Sua primeira filha nasce na vila de Mopeia, recorda com alegria a limpeza do hospital e a boa dieta que recebeu após ter dado a luz, de ter sido tratada com carinho por “Muzungo” (branco). Andou na escola de Caetano, penso que se refere a Marcelo Caetano (Presidende do Conselho de Ministros após a queda de Salazar), onde ferquentou até a segunda classe do ensino primário.
Em 1975 com a chegada da Frelimo, recorda-se com tristeza das machambas do povo, a obrigatoriedade em viver nas Aldeias Comunais, deixando para trás os seus pertences privados. Lúcia participou no cultivo de milho e arroz entre outros cereais nas zonas baixas do Distrito de Mopeia, nas ditas machambas do povo. Tudo o que se cultivava, segundo ela, entregavam a Frelimo, e estes prometiam que, com a venda dos produtos, o dinheiro voltaria para o povo, para compra de tratores, carros, bicicletas, charruas, capulanas entre outros produtos de primeira necessidade que existiam nas cantinas espalhadas pelas areas rurais. Devido a falta de cumprimento das promessas pelo regime monopartidário da Frelimo, ela e muitas outras camponesas abandonaram o projecto em finais de 1977.

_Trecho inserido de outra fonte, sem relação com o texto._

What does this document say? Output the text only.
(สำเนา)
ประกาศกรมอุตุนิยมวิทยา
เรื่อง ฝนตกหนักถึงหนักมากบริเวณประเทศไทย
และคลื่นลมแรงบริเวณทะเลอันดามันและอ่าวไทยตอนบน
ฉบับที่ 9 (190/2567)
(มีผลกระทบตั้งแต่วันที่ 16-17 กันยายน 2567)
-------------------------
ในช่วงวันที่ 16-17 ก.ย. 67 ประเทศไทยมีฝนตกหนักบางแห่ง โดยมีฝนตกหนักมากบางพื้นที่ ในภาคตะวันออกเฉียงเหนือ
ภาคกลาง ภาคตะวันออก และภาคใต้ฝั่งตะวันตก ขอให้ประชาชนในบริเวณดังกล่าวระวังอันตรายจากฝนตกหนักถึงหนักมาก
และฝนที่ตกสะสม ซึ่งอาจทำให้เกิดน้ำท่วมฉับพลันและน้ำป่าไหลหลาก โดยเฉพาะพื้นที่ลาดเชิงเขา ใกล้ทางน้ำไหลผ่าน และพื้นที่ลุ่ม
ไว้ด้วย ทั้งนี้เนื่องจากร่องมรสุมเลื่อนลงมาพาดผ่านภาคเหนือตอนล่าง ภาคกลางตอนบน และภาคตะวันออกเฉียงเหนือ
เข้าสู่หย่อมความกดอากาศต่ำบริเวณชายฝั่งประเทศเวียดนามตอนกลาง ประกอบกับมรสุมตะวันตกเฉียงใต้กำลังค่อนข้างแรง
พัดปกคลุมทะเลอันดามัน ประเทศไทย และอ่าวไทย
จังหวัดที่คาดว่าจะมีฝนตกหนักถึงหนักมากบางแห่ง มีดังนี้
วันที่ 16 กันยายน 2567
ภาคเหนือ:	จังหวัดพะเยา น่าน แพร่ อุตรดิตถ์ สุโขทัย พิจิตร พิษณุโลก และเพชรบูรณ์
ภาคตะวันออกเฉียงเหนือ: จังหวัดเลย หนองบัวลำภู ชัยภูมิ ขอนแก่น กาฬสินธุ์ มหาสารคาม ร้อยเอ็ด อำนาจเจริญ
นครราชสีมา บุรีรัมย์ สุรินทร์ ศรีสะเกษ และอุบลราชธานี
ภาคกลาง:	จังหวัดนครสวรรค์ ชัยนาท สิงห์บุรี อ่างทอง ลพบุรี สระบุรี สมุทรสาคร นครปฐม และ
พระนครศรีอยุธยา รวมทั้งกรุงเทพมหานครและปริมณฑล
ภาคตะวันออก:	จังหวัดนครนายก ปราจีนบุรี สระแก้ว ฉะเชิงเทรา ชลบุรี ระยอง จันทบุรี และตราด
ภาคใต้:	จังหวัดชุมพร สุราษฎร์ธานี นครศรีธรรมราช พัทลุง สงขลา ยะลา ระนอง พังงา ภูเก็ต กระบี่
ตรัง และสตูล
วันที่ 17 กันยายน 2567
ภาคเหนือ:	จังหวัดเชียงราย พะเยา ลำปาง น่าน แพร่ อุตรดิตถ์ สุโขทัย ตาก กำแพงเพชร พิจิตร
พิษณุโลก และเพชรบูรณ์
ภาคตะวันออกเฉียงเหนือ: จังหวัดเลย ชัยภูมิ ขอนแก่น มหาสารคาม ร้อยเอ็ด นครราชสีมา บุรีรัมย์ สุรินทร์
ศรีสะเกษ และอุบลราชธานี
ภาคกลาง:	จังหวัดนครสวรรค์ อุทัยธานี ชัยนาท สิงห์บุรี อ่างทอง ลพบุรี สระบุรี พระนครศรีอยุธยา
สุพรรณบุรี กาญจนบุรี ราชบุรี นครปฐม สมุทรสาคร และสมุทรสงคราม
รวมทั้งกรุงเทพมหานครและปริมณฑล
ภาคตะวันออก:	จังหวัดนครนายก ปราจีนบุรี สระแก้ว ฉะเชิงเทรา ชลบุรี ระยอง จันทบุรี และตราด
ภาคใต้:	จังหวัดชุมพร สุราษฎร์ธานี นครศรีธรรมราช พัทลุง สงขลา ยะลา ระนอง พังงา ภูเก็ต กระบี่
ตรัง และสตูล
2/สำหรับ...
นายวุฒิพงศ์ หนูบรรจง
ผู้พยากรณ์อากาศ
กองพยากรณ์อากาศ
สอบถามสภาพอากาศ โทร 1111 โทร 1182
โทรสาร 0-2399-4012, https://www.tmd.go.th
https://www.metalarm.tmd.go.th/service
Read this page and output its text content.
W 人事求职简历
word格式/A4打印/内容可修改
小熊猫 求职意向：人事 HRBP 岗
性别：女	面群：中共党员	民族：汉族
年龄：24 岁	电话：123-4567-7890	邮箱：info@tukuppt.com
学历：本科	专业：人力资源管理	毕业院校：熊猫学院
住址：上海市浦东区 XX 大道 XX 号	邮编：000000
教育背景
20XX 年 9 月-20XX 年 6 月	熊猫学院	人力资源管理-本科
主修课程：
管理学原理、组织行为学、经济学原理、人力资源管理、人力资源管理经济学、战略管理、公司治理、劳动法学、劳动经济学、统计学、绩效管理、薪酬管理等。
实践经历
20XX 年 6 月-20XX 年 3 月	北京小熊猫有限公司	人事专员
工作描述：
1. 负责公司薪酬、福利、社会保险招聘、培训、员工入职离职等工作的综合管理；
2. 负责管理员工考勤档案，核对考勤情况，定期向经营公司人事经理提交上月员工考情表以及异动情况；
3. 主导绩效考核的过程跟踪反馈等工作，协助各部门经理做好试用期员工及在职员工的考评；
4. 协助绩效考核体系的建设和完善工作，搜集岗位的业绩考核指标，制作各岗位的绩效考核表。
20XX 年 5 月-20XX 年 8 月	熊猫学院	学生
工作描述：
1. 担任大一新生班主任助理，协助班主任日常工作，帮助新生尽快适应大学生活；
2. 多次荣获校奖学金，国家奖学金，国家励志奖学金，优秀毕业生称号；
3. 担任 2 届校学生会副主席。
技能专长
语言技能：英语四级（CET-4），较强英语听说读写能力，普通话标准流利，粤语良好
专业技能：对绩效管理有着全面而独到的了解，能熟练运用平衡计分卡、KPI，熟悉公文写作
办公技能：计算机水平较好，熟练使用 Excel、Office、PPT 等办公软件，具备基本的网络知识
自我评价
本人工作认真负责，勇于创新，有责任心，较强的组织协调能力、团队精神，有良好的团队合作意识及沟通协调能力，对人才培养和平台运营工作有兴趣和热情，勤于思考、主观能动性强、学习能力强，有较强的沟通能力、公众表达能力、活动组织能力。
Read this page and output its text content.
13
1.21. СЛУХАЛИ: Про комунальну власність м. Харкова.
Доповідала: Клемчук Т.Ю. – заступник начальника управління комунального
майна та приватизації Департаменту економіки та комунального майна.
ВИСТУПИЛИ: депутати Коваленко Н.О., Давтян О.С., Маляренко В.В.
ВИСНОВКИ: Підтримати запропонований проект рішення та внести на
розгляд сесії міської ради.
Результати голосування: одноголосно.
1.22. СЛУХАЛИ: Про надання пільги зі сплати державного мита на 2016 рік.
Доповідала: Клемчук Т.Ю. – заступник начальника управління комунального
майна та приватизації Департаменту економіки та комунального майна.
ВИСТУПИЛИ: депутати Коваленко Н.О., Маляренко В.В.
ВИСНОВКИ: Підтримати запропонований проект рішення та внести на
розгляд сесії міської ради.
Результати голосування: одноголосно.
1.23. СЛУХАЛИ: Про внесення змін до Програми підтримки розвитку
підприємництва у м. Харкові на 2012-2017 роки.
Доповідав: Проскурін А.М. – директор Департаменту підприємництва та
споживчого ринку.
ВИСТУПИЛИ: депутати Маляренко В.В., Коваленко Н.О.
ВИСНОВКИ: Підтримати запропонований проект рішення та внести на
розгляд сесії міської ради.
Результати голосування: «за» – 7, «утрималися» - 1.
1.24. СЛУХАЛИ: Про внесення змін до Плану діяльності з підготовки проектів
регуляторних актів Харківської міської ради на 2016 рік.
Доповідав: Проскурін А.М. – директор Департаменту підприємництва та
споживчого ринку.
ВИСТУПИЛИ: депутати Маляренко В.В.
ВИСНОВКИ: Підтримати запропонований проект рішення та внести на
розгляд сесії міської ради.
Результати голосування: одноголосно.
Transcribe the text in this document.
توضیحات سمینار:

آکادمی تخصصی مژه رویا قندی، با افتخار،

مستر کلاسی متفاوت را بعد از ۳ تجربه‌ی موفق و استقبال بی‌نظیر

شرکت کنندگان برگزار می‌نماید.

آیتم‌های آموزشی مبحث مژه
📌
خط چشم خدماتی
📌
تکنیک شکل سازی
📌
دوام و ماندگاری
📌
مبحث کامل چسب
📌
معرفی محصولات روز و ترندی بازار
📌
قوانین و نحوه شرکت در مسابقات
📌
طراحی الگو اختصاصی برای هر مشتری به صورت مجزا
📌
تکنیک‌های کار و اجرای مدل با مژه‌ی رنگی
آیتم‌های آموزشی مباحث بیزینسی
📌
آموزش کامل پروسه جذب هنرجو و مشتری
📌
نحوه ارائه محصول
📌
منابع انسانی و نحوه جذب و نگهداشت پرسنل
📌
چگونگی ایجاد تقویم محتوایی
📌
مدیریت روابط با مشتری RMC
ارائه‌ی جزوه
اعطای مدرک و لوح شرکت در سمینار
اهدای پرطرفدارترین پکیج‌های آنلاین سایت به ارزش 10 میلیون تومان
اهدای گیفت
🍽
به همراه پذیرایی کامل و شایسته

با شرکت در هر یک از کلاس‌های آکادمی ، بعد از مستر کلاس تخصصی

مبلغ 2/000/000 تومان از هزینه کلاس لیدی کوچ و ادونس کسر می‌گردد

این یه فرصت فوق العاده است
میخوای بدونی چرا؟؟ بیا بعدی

Recorda-se ainda de que na altura dormiam nas bichas para comprar capulanas e muitas vezes saiam sem uma para se cobrirem e que que só as filhas e mulheres dos secretários da Frelimo é que se beneficiavam dos bens essenciais naquele pequeno mundo onde nasceu e cresceu.
Lucia começa a sentir aí a mudança do regime, não entende, mas consegue ver a diferença entre o regime colonial e a forma autoritária compulsiva da governaçao da Frelimo depois 1975.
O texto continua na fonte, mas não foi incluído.